17. Geburtstags-Gedichte

[218] 1636 November 19.


Wie glückhaft war ich doch zu jener Zeit zu schätzen,

da ich in Gegenwart sie kunte binden an

und mich auf diesen Tag in ihrer Huld ergetzen,

da mir durchs ganze Jahr kein liebrer kommen kan!

War gleich der Blumen Zier durch blassen Frost erstorben

und keine Farbe mehr zu sehen durch die Welt,

so klagte dennoch sie hierinnen nichts verdorben.

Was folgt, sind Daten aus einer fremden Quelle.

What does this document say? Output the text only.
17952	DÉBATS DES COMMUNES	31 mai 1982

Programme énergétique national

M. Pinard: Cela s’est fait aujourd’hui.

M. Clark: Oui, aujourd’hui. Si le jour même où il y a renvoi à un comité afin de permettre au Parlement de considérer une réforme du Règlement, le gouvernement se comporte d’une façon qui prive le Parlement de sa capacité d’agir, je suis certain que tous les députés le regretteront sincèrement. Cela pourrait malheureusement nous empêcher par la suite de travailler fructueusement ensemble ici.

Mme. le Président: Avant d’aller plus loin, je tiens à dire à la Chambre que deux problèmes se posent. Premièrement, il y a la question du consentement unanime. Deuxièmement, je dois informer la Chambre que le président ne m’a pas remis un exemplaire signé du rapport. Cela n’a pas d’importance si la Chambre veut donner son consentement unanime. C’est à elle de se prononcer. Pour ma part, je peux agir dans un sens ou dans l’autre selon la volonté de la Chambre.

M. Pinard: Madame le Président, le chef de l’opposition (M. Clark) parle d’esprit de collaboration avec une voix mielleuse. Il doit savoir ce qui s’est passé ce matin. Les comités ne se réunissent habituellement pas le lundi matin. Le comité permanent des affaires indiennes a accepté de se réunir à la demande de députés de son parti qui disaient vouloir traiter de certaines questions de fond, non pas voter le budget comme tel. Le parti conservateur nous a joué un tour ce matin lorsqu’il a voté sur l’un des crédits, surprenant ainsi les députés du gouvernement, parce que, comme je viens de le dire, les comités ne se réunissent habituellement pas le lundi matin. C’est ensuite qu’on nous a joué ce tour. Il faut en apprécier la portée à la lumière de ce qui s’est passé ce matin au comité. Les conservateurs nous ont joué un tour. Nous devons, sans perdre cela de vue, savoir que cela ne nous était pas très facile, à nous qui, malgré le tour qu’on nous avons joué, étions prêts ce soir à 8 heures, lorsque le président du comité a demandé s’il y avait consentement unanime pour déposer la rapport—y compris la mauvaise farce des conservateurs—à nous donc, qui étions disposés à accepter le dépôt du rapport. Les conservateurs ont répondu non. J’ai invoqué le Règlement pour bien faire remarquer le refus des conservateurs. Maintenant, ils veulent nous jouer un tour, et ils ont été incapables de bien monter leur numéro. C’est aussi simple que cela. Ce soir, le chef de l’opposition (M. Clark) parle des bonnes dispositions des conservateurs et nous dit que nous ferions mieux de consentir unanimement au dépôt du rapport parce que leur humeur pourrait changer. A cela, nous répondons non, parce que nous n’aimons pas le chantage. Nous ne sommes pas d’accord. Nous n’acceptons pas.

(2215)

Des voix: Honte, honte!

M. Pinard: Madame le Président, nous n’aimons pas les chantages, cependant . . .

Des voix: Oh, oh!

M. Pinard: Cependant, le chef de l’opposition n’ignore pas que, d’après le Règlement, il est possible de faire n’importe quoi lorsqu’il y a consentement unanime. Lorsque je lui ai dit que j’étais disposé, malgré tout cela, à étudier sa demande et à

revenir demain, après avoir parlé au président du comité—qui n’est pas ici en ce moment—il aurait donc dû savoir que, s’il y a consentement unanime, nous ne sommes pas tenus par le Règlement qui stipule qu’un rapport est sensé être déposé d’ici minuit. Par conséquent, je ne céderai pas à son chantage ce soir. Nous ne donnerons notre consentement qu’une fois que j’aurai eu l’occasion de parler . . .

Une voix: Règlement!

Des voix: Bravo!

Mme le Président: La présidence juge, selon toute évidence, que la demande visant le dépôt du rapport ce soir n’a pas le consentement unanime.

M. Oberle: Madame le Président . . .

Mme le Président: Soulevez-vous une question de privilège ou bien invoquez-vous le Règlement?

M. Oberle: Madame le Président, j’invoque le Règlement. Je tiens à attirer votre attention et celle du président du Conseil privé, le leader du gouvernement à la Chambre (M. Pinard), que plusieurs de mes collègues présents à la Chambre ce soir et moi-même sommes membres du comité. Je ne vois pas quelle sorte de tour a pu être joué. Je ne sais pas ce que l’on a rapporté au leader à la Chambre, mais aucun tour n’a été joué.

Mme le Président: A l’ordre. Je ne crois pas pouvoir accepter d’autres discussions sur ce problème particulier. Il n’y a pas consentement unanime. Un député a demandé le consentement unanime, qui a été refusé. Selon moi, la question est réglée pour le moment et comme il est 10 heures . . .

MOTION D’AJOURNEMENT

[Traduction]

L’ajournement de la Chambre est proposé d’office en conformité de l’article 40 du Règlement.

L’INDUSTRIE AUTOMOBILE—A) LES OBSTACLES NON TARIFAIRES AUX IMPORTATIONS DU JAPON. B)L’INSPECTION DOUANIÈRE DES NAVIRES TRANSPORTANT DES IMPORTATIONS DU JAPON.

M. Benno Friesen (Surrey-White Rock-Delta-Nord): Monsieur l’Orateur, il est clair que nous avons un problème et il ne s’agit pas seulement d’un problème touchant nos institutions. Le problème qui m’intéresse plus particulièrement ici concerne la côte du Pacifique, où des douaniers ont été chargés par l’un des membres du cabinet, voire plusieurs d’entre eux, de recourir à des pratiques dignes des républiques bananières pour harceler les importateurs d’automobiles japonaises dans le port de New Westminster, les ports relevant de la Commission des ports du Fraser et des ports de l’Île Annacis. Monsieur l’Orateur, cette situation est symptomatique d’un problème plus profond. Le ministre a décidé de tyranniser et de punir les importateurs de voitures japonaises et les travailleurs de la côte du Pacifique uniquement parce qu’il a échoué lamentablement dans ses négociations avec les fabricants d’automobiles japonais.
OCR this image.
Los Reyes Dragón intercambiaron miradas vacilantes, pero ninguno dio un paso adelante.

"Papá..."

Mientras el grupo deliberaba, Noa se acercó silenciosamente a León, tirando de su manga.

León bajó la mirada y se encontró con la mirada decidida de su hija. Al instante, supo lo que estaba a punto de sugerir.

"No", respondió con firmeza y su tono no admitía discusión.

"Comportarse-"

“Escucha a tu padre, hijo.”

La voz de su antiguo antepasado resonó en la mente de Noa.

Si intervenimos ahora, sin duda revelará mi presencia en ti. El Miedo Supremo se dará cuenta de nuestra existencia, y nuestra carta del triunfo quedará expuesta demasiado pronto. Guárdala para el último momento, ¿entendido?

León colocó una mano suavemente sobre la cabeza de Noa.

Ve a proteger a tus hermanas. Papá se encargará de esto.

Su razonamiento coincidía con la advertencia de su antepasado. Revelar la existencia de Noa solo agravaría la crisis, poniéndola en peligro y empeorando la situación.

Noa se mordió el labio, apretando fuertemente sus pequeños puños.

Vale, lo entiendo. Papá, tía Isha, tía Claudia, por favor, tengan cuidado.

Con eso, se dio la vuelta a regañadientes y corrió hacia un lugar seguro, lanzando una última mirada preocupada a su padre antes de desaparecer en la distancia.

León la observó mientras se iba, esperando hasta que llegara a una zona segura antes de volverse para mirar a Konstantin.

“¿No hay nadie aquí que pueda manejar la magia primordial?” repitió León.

Ihr war mein fester Sinn ein weites Blumen-Feld.

Ich bunde sie mit mir. So durft' ich auch nicht sagen,

daß ihr mein süßer Brief nicht käme recht zu Hand:

mein Herze war die Post. Das reiste stets verborgen

und brachte sich ihr selbst, sein Bote, Brief und Band.

So bunden wir uns stets und lösten uns stets wieder.

Das liebe lange Jahr war ein Geburtstag nur,

der mit der Sonnen selbst ging täglich auf und nieder

und uns nie schreiten ließ aus seiner güldnen Spur.

Was soll ich hier nun tun? Was soll ich doch beginnen?

Ach! daß ich kommen bin in die betrübte Zeit!

Seid ihr denn ratsarm ganz, ihr abgekrankten Sinnen?

Bind' oder bind' ich nicht? Es macht mir beides Leid.

Daß ich doch solte nur kaum durch drei halbe Zeilen

mein Tun ihr schreiben zu! Doch es ist müglich nicht.[218]

Ich bin von ihr getrennt auf mehr als tausent Meilen.

Laß ich es ganz denn nach, wo bleibet meine Pflicht?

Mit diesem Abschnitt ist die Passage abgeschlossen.